Erdoğan, ''19 yılda 43 bin konut üretilirken, biz sadece 8 yılda 483 bin konut rakamına ulaştık. Belki 483 bin rakamı tam olarak zihinlerde somutlaşmayabilir. Bir başka ifadeyle, 100 bin nüfuslu 20 şehir ya da bir adet Bursa şehrini sıfırdan inşa ettik. 2008 sonunda, ABD'de tutsat krizi olarak ortaya çıkan küresel finans krizi tüm dünyayı etkisi altına alırken, Türkiye konut krizi yaşamamış, küresel finans krizini de TOKİ formülünün de katkısıyla en az etkiyle atlatabilmiştir'' diye konuştu.
-''DEPREME KARŞI DAYANIKLI HALE GETİRMEK''
Erdoğan, Konut Kurultayı'nda, TOKİ'nin, Kültür ve Turizm Bakanlığı ve Vakıflar Genel Müdürlüğü ile birlikte, Türkiye genelinde tarihi eserlerin onarımında, restorasyonunda da görev aldığını, şu ana kadar tarihi eserlerin onarımı amacıyla 319 proje başlatıldığını ve bunlardan 142 adedinin tamamlandığına işaret etti.
''Şurası da son derece önemli... Herhangi bir afet durumunda, bütün imkanlarımızla afet bölgesine intikal ederken, yaraları sararken, afet sonrası için vatandaşlarımızı da kendi kaderlerine terk etmedik'' diyen Erdoğan, sosyal konut uygulamalarının 17 bin 947'sini deprem, yangın, sel gibi felaketlerden zarar gören yerleşimlerde afet konutları kapsamında ürettiklerini belirtti.
-''TOKİ ARTIK YENİ BİR DÖNEME GİRİYOR''-
TOKİ'nin artık yeni bir döneme girdiğini ve birkaç ay içinde 500 bin konut hedefinin aşılmış olacağını belirten Erdoğan, şöyle devam etti:
''Hemen ardından 12 Haziran seçimleriyle birlikte önümüze yeni bir 500 bin konut hedefi koyuyoruz.

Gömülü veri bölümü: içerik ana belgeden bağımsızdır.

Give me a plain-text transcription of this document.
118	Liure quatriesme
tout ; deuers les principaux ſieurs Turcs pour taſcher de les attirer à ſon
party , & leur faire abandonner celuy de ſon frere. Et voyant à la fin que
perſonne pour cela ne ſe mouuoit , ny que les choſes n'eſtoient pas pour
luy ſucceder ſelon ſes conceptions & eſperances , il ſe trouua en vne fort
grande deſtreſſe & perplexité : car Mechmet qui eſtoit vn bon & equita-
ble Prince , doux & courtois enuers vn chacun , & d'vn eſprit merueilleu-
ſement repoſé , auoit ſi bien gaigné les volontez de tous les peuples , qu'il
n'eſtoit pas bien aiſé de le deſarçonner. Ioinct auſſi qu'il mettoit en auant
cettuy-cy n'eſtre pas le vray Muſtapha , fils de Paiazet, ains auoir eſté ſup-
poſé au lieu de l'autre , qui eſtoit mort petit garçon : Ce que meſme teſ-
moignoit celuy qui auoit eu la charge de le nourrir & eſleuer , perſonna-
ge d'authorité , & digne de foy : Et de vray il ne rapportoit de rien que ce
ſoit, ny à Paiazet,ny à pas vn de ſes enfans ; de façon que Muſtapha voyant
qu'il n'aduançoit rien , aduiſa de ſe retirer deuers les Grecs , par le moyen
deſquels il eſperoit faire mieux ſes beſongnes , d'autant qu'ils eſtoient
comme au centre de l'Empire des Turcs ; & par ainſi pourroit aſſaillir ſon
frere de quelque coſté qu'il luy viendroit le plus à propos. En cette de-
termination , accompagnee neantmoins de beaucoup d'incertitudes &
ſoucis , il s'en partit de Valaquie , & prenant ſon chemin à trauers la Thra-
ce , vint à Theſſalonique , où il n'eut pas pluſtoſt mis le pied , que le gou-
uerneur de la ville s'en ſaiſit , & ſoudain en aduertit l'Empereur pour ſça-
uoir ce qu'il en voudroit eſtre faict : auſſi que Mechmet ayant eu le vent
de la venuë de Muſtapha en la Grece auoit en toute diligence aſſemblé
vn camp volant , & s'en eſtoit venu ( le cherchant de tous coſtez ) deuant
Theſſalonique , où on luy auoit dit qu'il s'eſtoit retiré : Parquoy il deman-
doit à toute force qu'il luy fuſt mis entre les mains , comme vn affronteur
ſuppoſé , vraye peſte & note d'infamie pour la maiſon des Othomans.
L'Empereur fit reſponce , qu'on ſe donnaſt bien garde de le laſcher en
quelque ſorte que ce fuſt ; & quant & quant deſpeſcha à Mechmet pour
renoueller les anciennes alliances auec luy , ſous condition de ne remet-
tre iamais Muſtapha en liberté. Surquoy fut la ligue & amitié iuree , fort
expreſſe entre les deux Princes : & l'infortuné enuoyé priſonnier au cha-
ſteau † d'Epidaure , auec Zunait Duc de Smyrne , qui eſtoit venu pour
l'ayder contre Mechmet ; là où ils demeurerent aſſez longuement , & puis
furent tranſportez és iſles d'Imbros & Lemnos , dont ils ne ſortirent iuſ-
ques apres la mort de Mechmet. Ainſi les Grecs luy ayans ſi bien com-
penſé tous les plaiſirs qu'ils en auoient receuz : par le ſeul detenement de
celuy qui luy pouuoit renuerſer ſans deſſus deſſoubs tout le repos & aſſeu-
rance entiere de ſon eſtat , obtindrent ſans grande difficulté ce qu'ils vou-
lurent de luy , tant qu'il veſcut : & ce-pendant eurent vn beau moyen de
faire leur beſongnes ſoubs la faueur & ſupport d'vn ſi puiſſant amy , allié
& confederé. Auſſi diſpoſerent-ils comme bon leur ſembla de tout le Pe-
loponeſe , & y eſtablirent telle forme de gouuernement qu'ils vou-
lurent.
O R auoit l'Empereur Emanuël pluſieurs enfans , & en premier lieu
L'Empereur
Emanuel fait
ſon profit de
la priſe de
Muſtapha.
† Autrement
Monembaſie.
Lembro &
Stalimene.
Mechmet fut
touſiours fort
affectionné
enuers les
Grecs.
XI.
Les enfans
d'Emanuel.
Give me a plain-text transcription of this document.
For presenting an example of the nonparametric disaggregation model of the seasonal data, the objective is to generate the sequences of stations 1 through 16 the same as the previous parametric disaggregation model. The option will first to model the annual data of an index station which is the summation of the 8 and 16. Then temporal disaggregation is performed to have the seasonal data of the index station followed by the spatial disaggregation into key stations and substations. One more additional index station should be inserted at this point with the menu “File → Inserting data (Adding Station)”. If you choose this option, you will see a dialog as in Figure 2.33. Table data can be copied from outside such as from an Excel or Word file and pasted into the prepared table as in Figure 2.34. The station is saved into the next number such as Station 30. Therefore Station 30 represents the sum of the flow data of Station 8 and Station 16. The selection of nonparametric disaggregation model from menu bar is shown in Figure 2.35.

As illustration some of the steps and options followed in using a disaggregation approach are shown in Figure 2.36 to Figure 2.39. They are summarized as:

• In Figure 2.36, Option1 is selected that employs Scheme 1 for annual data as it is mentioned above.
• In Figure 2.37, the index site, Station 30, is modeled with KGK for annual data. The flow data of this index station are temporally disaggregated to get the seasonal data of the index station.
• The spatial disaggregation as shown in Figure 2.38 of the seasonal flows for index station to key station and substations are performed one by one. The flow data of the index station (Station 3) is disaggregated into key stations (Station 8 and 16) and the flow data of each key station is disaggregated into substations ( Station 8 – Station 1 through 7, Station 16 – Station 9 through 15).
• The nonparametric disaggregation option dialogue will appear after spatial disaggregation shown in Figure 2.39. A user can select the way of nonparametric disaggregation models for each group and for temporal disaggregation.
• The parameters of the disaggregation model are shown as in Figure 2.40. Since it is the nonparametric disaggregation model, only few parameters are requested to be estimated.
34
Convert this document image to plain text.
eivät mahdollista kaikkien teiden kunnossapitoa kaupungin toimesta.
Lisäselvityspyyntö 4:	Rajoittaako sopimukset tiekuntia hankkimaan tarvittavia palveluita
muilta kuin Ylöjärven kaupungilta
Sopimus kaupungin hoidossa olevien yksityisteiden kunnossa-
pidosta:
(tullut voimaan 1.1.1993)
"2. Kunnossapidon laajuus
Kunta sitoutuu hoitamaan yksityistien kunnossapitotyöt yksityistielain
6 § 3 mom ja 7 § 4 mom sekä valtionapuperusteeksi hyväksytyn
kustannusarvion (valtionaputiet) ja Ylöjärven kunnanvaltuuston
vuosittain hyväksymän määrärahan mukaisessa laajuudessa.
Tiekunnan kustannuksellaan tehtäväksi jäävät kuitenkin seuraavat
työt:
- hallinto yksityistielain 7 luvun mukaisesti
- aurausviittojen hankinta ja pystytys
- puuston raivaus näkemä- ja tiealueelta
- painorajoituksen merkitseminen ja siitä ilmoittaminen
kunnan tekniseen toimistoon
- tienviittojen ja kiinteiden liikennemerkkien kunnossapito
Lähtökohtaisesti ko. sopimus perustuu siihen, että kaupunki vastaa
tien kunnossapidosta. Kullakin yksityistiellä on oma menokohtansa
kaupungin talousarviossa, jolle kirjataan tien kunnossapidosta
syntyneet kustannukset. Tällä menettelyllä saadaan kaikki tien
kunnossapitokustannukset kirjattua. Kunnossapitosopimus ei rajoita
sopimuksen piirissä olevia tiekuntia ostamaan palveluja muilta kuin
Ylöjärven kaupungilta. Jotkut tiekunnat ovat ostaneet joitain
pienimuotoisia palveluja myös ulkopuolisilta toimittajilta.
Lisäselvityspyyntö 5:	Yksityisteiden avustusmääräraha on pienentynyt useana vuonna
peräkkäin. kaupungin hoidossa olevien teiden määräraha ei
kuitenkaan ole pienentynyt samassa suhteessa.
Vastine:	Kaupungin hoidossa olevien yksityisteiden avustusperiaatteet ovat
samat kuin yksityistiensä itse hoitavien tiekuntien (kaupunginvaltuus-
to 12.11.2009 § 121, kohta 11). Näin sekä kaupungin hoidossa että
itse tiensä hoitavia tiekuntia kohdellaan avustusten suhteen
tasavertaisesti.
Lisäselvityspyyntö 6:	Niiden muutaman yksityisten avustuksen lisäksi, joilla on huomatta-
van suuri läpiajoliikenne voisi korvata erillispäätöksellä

Hani Cumhuriyetimizin 100. kuruluş yıl dönümü diyorum, 2023 diyorum ya, 2023'e yeni bir 500 binlik paket. İnşallah, bu 500 bin konutu da 2023 yılında tamamlamış olacağız. Önümüzdeki dönemde iki önceliğimiz var: Kentsel dönüşüm ve depreme hazırlık. Biz, şu son 8 yılda, kentsel dönüşüm noktasında çok büyük projeler gerçekleştirdik. Kentsel dönüşüm çerçevesinde cumhuriyet tarihimizin en büyük dönüşüm hareketini başlattık. 248 projede toplam 185 bin konutluk gecekondu dönüşüm çalışmaları yaptık. 108 bölgede 53 bin konutluk uygulama başlattık ve bunlardan 31 binini tamamladık.''
Erdoğan, şimdi bu kentsel dönüşüme daha da hız verecek, gelecek dönemde ağırlıkla kentsel dönüşümler gerçekleştireceklerini ifade ederek, ''Türkiye'nin bundan sonraki yol haritasının ana başlıklarından biri deprem kuşağında olan ülkemizin konutlarını karantinaya almak. Fay hattı üzerinde bulunan binaların depreme karşı dayanıklı hale getirilmesi, deprem dönüşümlerinin sürdürebilirliğinin sağlanması vazgeçilmez, olmazsa olmaz hedefimizdir. Bu aşamadan sonra, doğal afetlere, özellikle de depreme hazırlıklı şehirler inşa etmenin gayreti içinde olacağız'' şeklinde konuştu.